Operations engineers sometimes use the term “operability” when they talk about the ingredients for fast, stable, maintainable applications. While operability is usually discussed in the context of back-end systems, there’s no reason instrumentation and observability should stop at the app server. This talk will take a broad look at what operability can mean in the context of the browser, and it’ll lay out the metrics and tools that are needed to have operable front end code. We’ll also look at some production situations where good client-side instrumentation uncovered an unexpected facet of performance, security, or user behavior. Finally, we’ll dig into how to employ all of these metrics and techniques in service of a faster, more responsive end user experience.
“make your software more operable” …whuh???
Build code to be more friendly to the build and release cycle.
Be able to:
Operability is about everything that happens after a feature is ready for production.
Automate things, test things, have monitoring endpoints, dashboard everything!
The attitude that used to be… (worked fine in dev, ops problem now – burning house girl meme)
…became “it’s a user problem now!” Understand that problems are an issue for everyone – the user, support team who has to field the calls, etc.
Notion of “frontend ops” – while not a common job title or well-defined role, it’s definitely a concept that is out there and should be discussed. It’s probably going to become more common as more code shifts from the back end into the front end.
(reference a smashing mag article from 2013 “front-end ops”)
Emily’s day starts by checking some dashboards. Looking for things which aren’t normal – a new pattern, a new error, something that’s a bit suspicious.
In one case she found a problem with a license text injection menu – a feature she didn’t even know existed! It was built before she joined and not a hugely popular feature. First thing she did was check the issue queue to see if a user has already spotted the issue (in this case, yes). She knew having just looked into it, she was “the company’s leading expert on this one bug…” so she was able to answer the issue, saving the support team a few minutes.
JS ERROR MONITORING
They have a short script that collects contextual information for JS errors. The browser provides lots of detail including message, filename, line number, the error and even a stack trace. Then they also grab document.ready state and time since load. Capture the target of the event (what were they clicking?).
They filter out quite a few errors and send it to an app called Haystack, which is an internal github system built originally for backend errors.

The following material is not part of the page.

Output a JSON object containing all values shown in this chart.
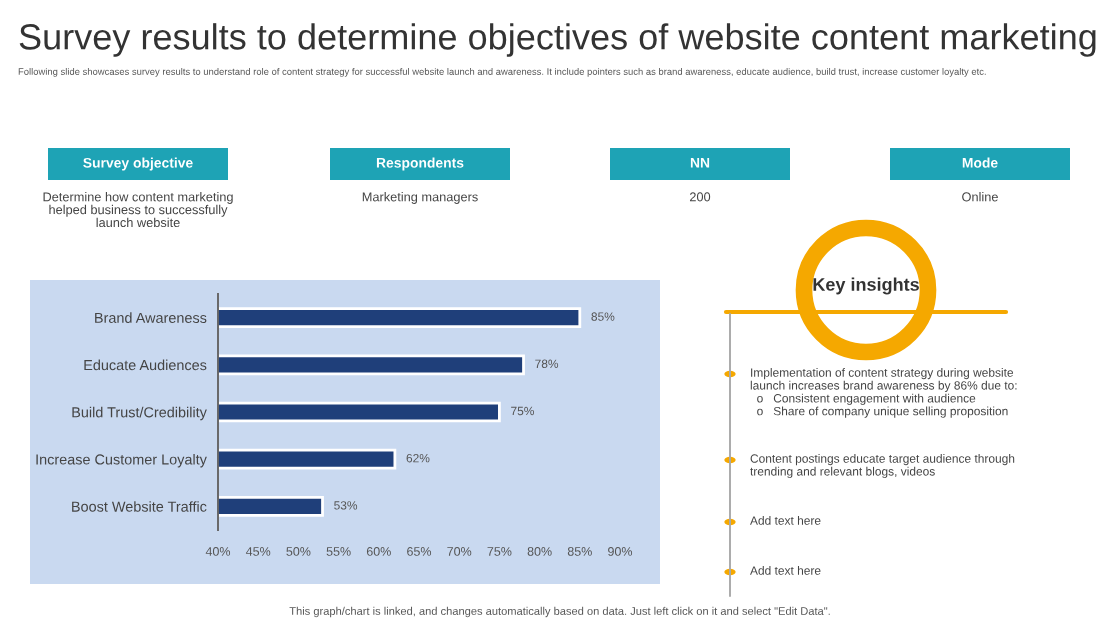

But since all errors are just objects they adapted it to track JS errors as well.
They use chat to query the error API, partly as it gives the team visibility on who’s working on an issue.
Two main categories: synthetic metrics (debugging tools and systems) and real user metrics (from the users browser).
Specific callout – lots of third party code insists on a SCRIPT in the HEAD which really causes problems if that third party is down. You can have blank pages being served but it may not trigger traditional monitoring (eg. It’s still a 200ok status, for a successfully-delivered-but-totally-empty page).
Nothing is as good as instrumenting the user experience directly. Google Analytics can provide some of this…
War story: she accidentally broke the “create pull request button” one time… they now monitor how many PRs have been created in the past few minutes and alert if it drops.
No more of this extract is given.